Over on the executive side, the technicians responsible for development of land use amendments, neither skilled in fire risks nor urban design, do not recognize that they proliferated fire risks for a decade and instead characterized complaints as aesthetic preferences. Eventually they settled upon aesthetic relief, i.e., criteria-less Administrative Design Review conducted by those who proliferate the fire risk.

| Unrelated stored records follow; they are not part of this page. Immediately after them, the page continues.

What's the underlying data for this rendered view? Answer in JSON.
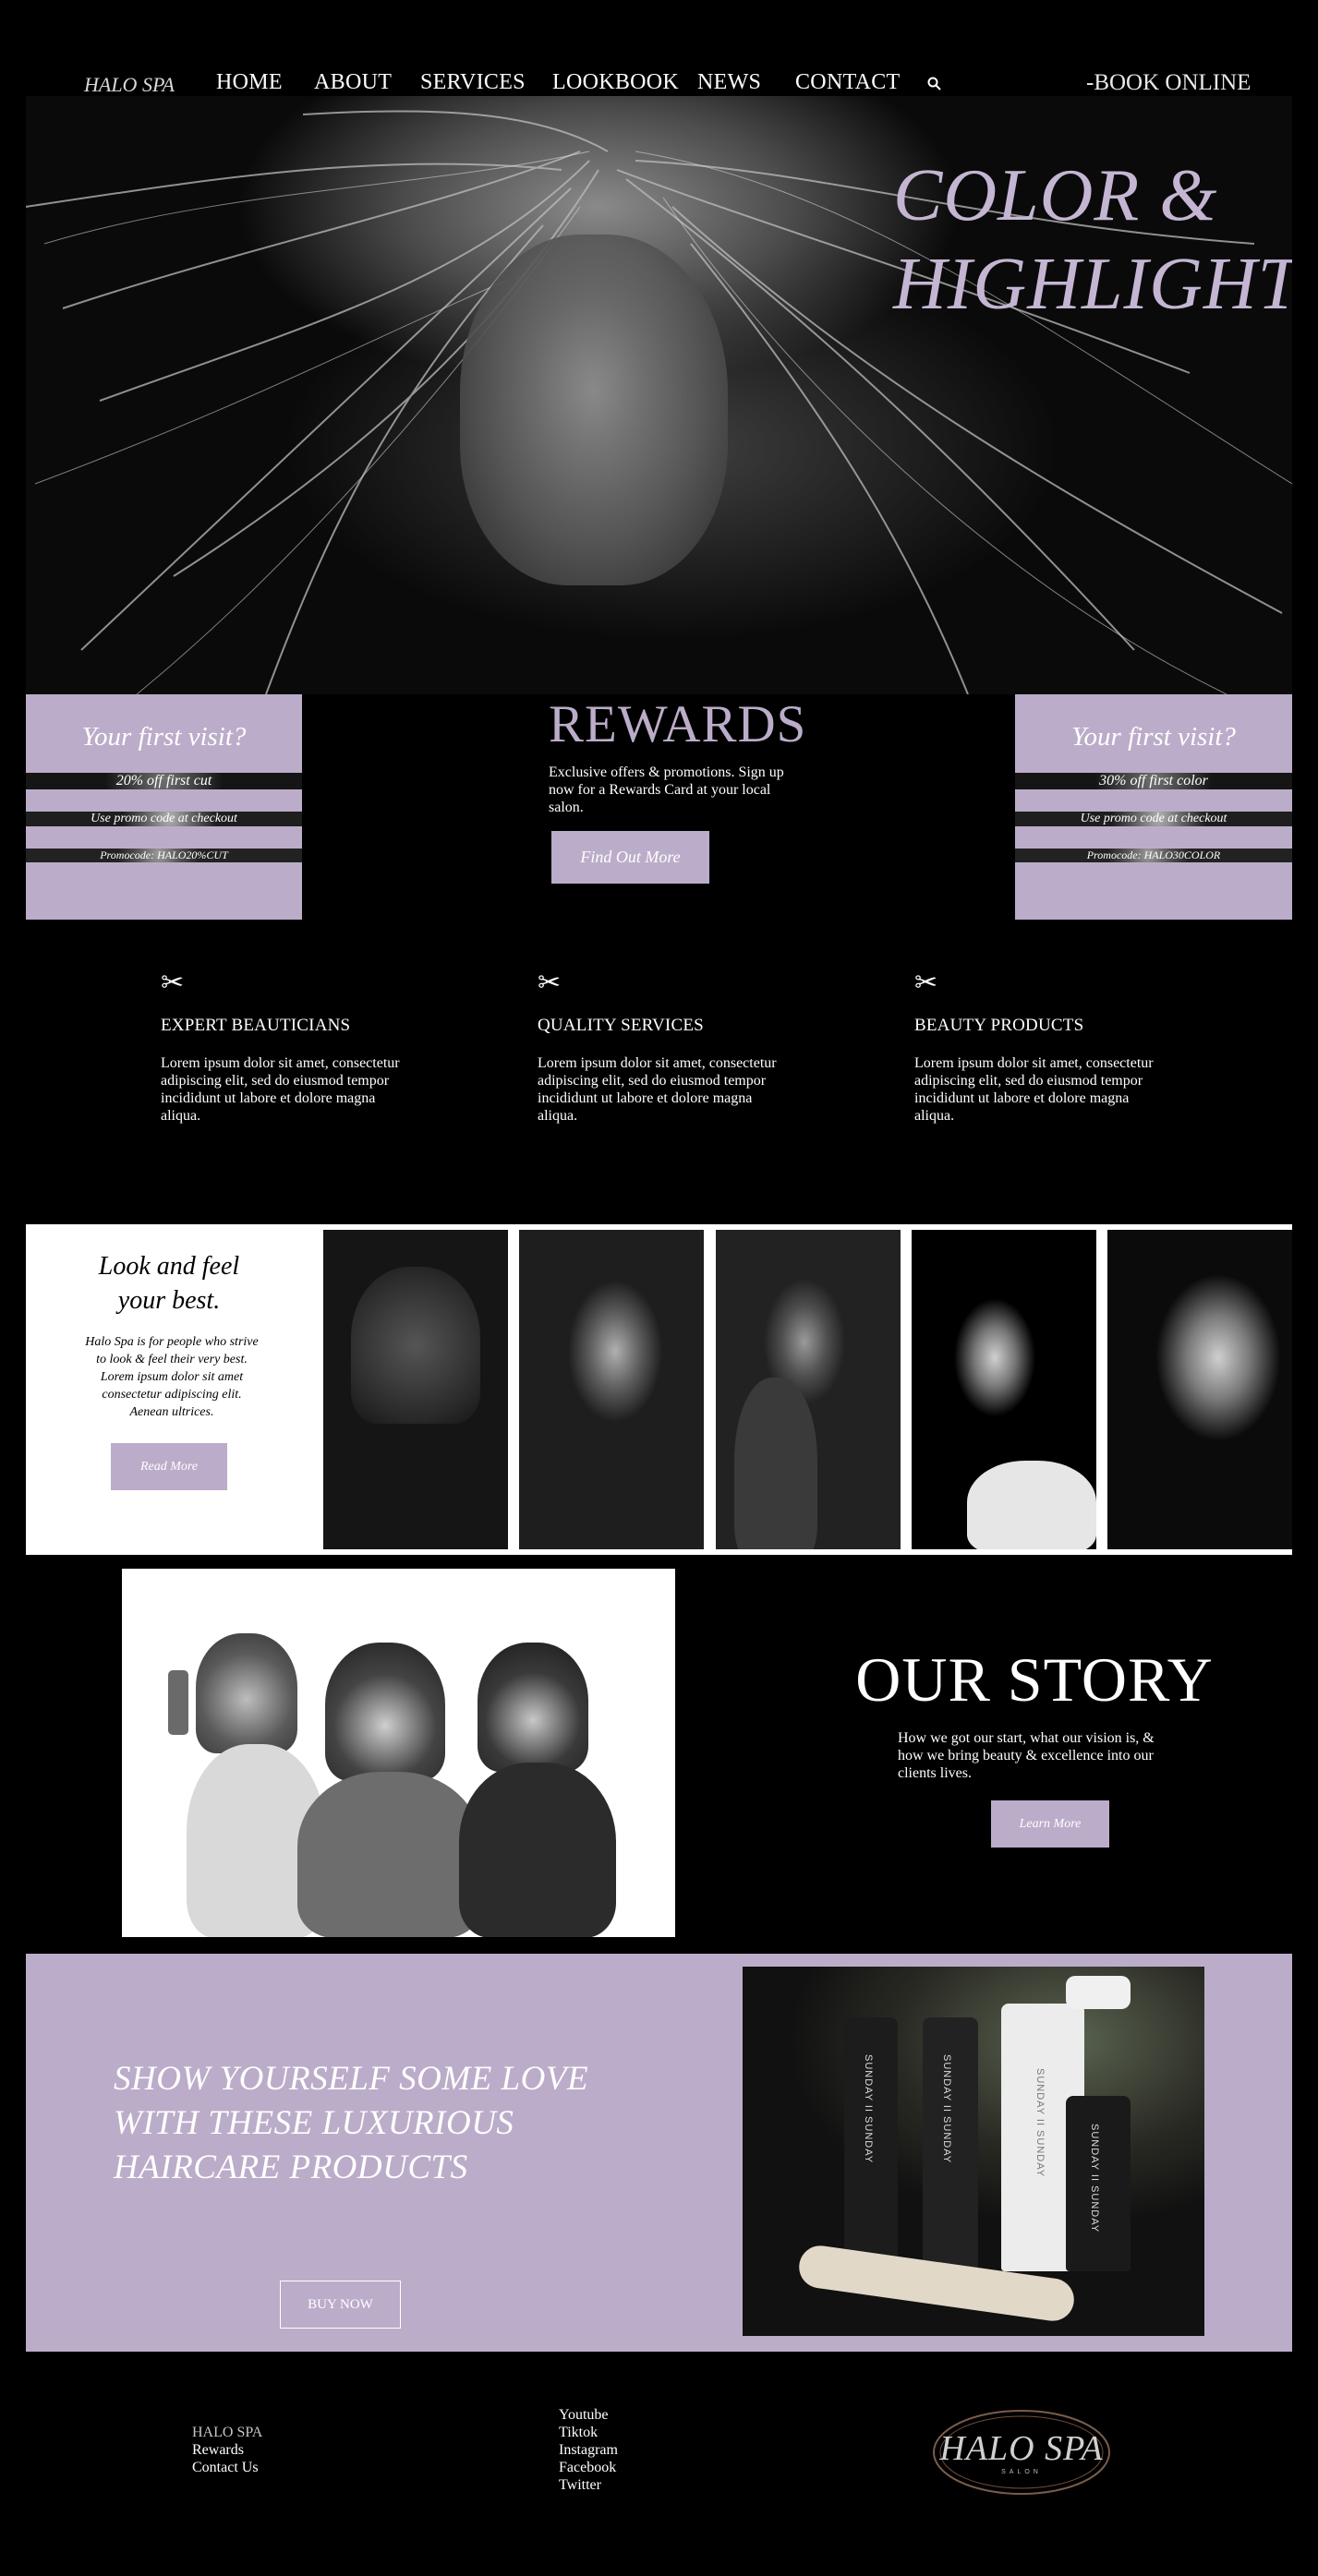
{
  "nav": {
    "logo": "HALO SPA",
    "items": [
      "HOME",
      "ABOUT",
      "SERVICES",
      "LOOKBOOK",
      "NEWS",
      "CONTACT"
    ],
    "book_label": "BOOK ONLINE"
  },
  "hero": {
    "title_line1": "COLOR &",
    "title_line2": "HIGHLIGHTS"
  },
  "promo_left": {
    "heading": "Your first visit?",
    "offer": "20% off first cut",
    "note": "Use promo code at checkout",
    "code": "Promocode: HALO20%CUT"
  },
  "promo_right": {
    "heading": "Your first visit?",
    "offer": "30% off first color",
    "note": "Use promo code at checkout",
    "code": "Promocode: HALO30COLOR"
  },
  "rewards": {
    "heading": "REWARDS",
    "description": "Exclusive offers & promotions. Sign up now for a Rewards Card at your local salon.",
    "button": "Find Out More"
  },
  "features": [
    {
      "icon": "scissors-icon",
      "heading": "EXPERT BEAUTICIANS",
      "text": "Lorem ipsum dolor sit amet, consectetur adipiscing elit, sed do eiusmod tempor incididunt ut labore et dolore magna aliqua."
    },
    {
      "icon": "scissors-icon",
      "heading": "QUALITY SERVICES",
      "text": "Lorem ipsum dolor sit amet, consectetur adipiscing elit, sed do eiusmod tempor incididunt ut labore et dolore magna aliqua."
    },
    {
      "icon": "scissors-icon",
      "heading": "BEAUTY PRODUCTS",
      "text": "Lorem ipsum dolor sit amet, consectetur adipiscing elit, sed do eiusmod tempor incididunt ut labore et dolore magna aliqua."
    }
  ],
  "lookbook": {
    "heading_line1": "Look and feel",
    "heading_line2": "your best.",
    "text": "Halo Spa is for people who strive to look & feel their very best. Lorem ipsum dolor sit amet consectetur adipiscing elit. Aenean ultrices.",
    "button": "Read More"
  },
  "story": {
    "heading": "OUR STORY",
    "text": "How we got our start, what our vision is, & how we bring beauty & excellence into our clients lives.",
    "button": "Learn More"
  },
  "products": {
    "heading_line1": "SHOW YOURSELF SOME LOVE",
    "heading_line2": "WITH THESE LUXURIOUS",
    "heading_line3": "HAIRCARE PRODUCTS",
    "button": "BUY NOW",
    "bottle_brand": "SUNDAY II SUNDAY"
  },
  "footer": {
    "col1": [
      "HALO SPA",
      "Rewards",
      "Contact Us"
    ],
    "col2": [
      "Youtube",
      "Tiktok",
      "Instagram",
      "Facebook",
      "Twitter"
    ],
    "logo_text": "HALO SPA",
    "logo_sub": "SALON"
  },
  "colors": {
    "accent": "#bbadc9",
    "background": "#000000"
  }
}
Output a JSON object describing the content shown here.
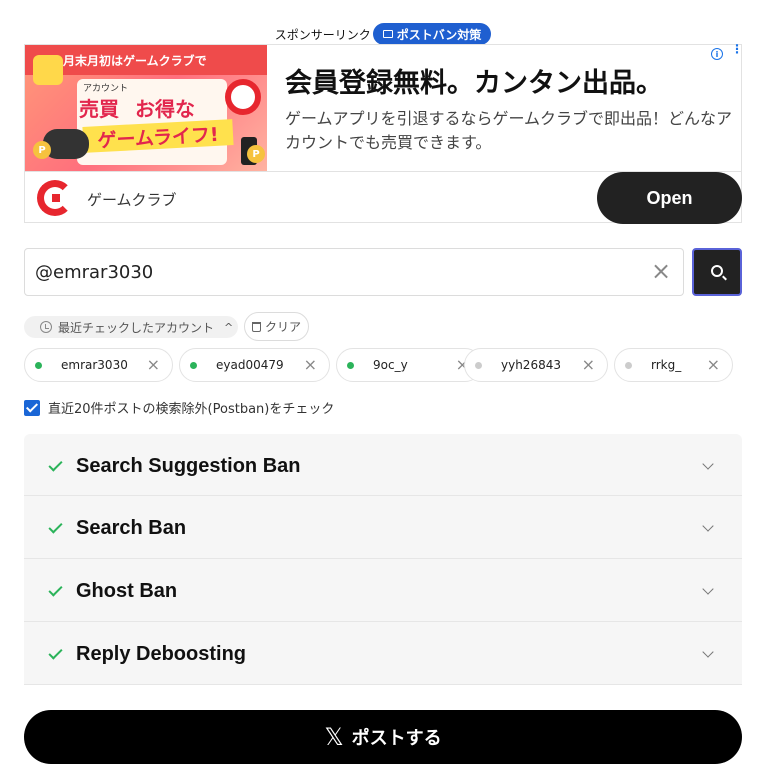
{
  "sponsor": {
    "label": "スポンサーリンク",
    "badge": "ポストバン対策"
  },
  "ad": {
    "banner_top": "月末月初はゲームクラブで",
    "banner_small": "アカウント",
    "banner_big1": "売買",
    "banner_big2": "お得な",
    "banner_stripe": "ゲームライフ!",
    "title": "会員登録無料。カンタン出品。",
    "description": "ゲームアプリを引退するならゲームクラブで即出品！どんなアカウントでも売買できます。",
    "brand": "ゲームクラブ",
    "open_label": "Open",
    "info_glyph": "i",
    "more_glyph": "⋮",
    "coin_glyph": "P"
  },
  "search": {
    "value": "@emrar3030",
    "clear_glyph": "×"
  },
  "recent": {
    "toggle_label": "最近チェックしたアカウント",
    "caret": "^",
    "clear_label": "クリア"
  },
  "chips": [
    {
      "label": "emrar3030",
      "status_color": "#2bb35a",
      "x": "×"
    },
    {
      "label": "eyad00479",
      "status_color": "#2bb35a",
      "x": "×"
    },
    {
      "label": "9oc_y",
      "status_color": "#2bb35a",
      "x": "×"
    },
    {
      "label": "yyh26843",
      "status_color": "#cccccc",
      "x": "×"
    },
    {
      "label": "rrkg_",
      "status_color": "#cccccc",
      "x": "×"
    }
  ],
  "postban_check": {
    "label": "直近20件ポストの検索除外(Postban)をチェック",
    "checked": true
  },
  "checks": [
    {
      "label": "Search Suggestion Ban",
      "status": "ok"
    },
    {
      "label": "Search Ban",
      "status": "ok"
    },
    {
      "label": "Ghost Ban",
      "status": "ok"
    },
    {
      "label": "Reply Deboosting",
      "status": "ok"
    }
  ],
  "post_button": {
    "icon": "𝕏",
    "label": "ポストする"
  },
  "colors": {
    "accent": "#1f5fd0",
    "ok": "#2bb35a",
    "dark": "#222222"
  }
}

Legislation first enacted in 1994 enables townhouses to be individually sold on “unit lots.” Seattle's present code SMC 23.53.025 sets the width of any necessary access easement and the vertical clearance over it according to the total number of “dwelling units,” not “unit lots” (“buildable” or otherwise), that will be served by the easement. The standards are easy to understand, yet City records provide few clues as to why they are not being applied. Construction permits and subdivision decisions leave to each other (in effect, neither) any check that the dimensional standards for easements are followed. Almost all townhouse developments that share an access easement are divided into certain multiples of units that are then processed in a piecemeal fashion even where they are reviewed – and constructed – contemporaneously. When questioned by the press, officials deem the interpretations permitting the townhouse packs “perfectly legal.”
Do not pass these amendments; do not subject townhouses to criteria-less Administrative Design Review. Instead:
- Enforce existing safety standards at once and take a lead role in a national dialogue to rid us of serious, yet avoidable fire hazards created by over-reliance on modern codes, materials, and fire-fighters.
Seattle Community Council Federation
Multifamily Land Use Regulations and Related Issues
March 18, 2010
- Correct the one or two numerical standards that inappropriately disfavor apartments in apartment zones (see Nissen report at Recommendation).
- Make the required once-a-decade review of the Comprehensive Plan meaningful by raising provocative issues similar to what the Mayor is doing with the “Youth and Families Initiative.” Attract significant numbers of residents with the notion of “housing as if people matter” instead of planning abstractions.
- Then, the following will fall readily into place:
- An effective minimum set of multifamily “districts” or overlays
- A “first tier” of clearer, more fool-proof development standards that promote safety, conserve existing housing, and assure infill that fits in and responds to the greatest unmet need: modest, (relatively) inexpensive housing with long term appeal—Seattle, like most places, once built and conserved it naturally.
- A “second tier“of design review criteria, guidelines, and process; dependent upon the strong foundation of the first tier, and that are clear and rigorous enough in themselves to put creativity to effective use.
- Completion of design guidelines for the half of the villages without them.
Thank you for considering the views of the Seattle Community Council Federation.